Free guide for aggregate, asphalt producers
BMG Seltec is offering the new guide, Information and Automation Systems for Aggregate and Asphalt Producers.
This free resource guide details BMG Seltec's capabilities and complete family of products and services, including aggregate site automation systems, advanced solutions for asphalt producers, and information systems specifically designed to satisfy the unique operating requirements of asphalt and aggregate producers.
BMG Seltec is a provider of site automation controls, point-of-sale ticketing systems, and operations software all tailored exclusively for producers of aggregates and asphalt.
For more information contact BMG Seltec by calling (925) 373-3200 or visiting www.bmgseltec.com
Voters support transportation funding
Most voters asked at the ballot box November 2 whether they would support increasing their tax burden to fund transportation improvements said "yes." In total, the revenue measures would generate at least $28 billion in new revenue for transportation infrastructure work, an American Road & Transportation Builders Association (ARTBA) review finds.
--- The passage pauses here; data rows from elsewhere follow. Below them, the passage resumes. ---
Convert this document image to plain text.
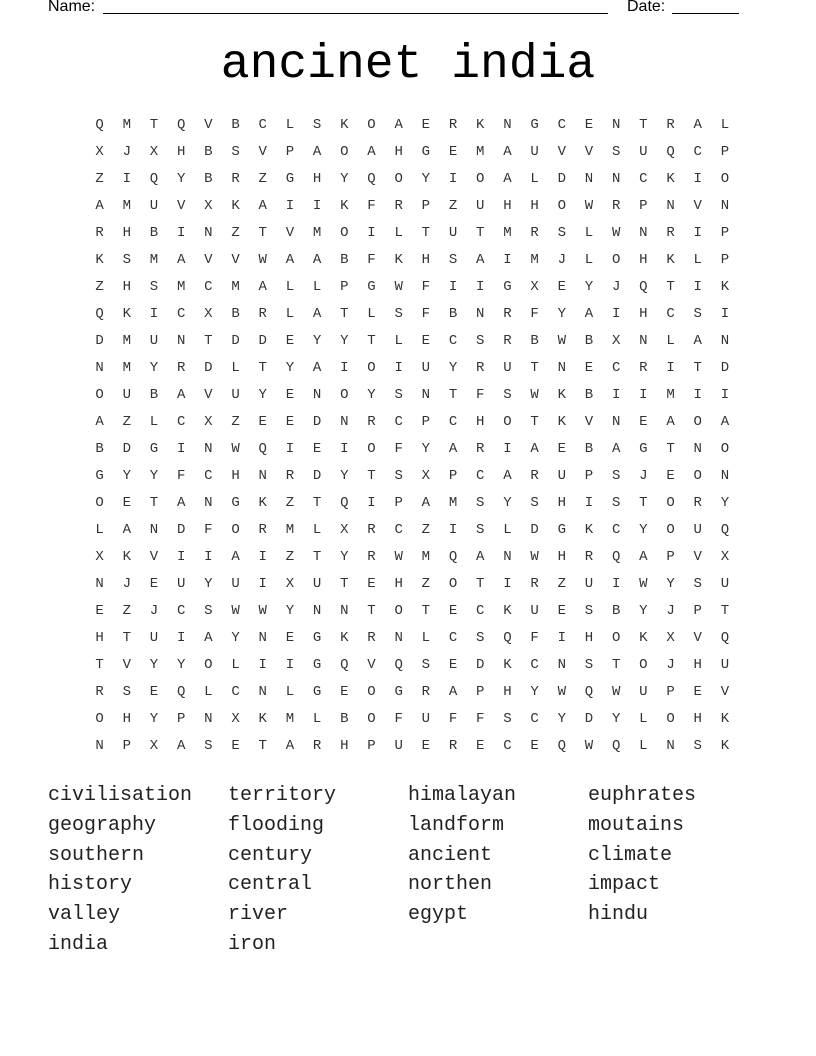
Name:	Date:
ancinet india
Q	M	T	Q	V	B	C	L	S	K	O	A	E	R	K	N	G	C	E	N	T	R	A	L
X	J	X	H	B	S	V	P	A	O	A	H	G	E	M	A	U	V	V	S	U	Q	C	P
Z	I	Q	Y	B	R	Z	G	H	Y	Q	O	Y	I	O	A	L	D	N	N	C	K	I	O
A	M	U	V	X	K	A	I	I	K	F	R	P	Z	U	H	H	O	W	R	P	N	V	N
R	H	B	I	N	Z	T	V	M	O	I	L	T	U	T	M	R	S	L	W	N	R	I	P
K	S	M	A	V	V	W	A	A	B	F	K	H	S	A	I	M	J	L	O	H	K	L	P
Z	H	S	M	C	M	A	L	L	P	G	W	F	I	I	G	X	E	Y	J	Q	T	I	K
Q	K	I	C	X	B	R	L	A	T	L	S	F	B	N	R	F	Y	A	I	H	C	S	I
D	M	U	N	T	D	D	E	Y	Y	T	L	E	C	S	R	B	W	B	X	N	L	A	N
N	M	Y	R	D	L	T	Y	A	I	O	I	U	Y	R	U	T	N	E	C	R	I	T	D
O	U	B	A	V	U	Y	E	N	O	Y	S	N	T	F	S	W	K	B	I	I	M	I	I
A	Z	L	C	X	Z	E	E	D	N	R	C	P	C	H	O	T	K	V	N	E	A	O	A
B	D	G	I	N	W	Q	I	E	I	O	F	Y	A	R	I	A	E	B	A	G	T	N	O
G	Y	Y	F	C	H	N	R	D	Y	T	S	X	P	C	A	R	U	P	S	J	E	O	N
O	E	T	A	N	G	K	Z	T	Q	I	P	A	M	S	Y	S	H	I	S	T	O	R	Y
L	A	N	D	F	O	R	M	L	X	R	C	Z	I	S	L	D	G	K	C	Y	O	U	Q
X	K	V	I	I	A	I	Z	T	Y	R	W	M	Q	A	N	W	H	R	Q	A	P	V	X
N	J	E	U	Y	U	I	X	U	T	E	H	Z	O	T	I	R	Z	U	I	W	Y	S	U
E	Z	J	C	S	W	W	Y	N	N	T	O	T	E	C	K	U	E	S	B	Y	J	P	T
H	T	U	I	A	Y	N	E	G	K	R	N	L	C	S	Q	F	I	H	O	K	X	V	Q
T	V	Y	Y	O	L	I	I	G	Q	V	Q	S	E	D	K	C	N	S	T	O	J	H	U
R	S	E	Q	L	C	N	L	G	E	O	G	R	A	P	H	Y	W	Q	W	U	P	E	V
O	H	Y	P	N	X	K	M	L	B	O	F	U	F	F	S	C	Y	D	Y	L	O	H	K
N	P	X	A	S	E	T	A	R	H	P	U	E	R	E	C	E	Q	W	Q	L	N	S	K
civilisation	territory	himalayan	euphrates
geography	flooding	landform	moutains
southern	century	ancient	climate
history	central	northen	impact
valley	river	egypt	hindu
india	iron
Of the 55 transportation funding-related ballot initiatives in 21 states, 46 —more than 80 percent — asked voters to initiate, extend or increase taxes to fund transportation improvements. Thirty-six — 78 percent of the bond and tax measures — were approved.
This included all 12 bond measures proposed to raise capital for transportation projects. Voters in eight states approved 10 of 17 ballot measures that will levy a new tax dedicated to transportation programs. Approval to increase existing transportation-related taxes was given in five of seven ballot measures. Nine of 10 measures to increase existing transportation funding mechanisms were also approved.
And large majorities in two states — Missouri and California — told the state government to stop using highway user revenue to fund non-transportation programs or services, the association says.
A summary of these and other transportation measures decided November 2 can be accessed online at www.artba.org.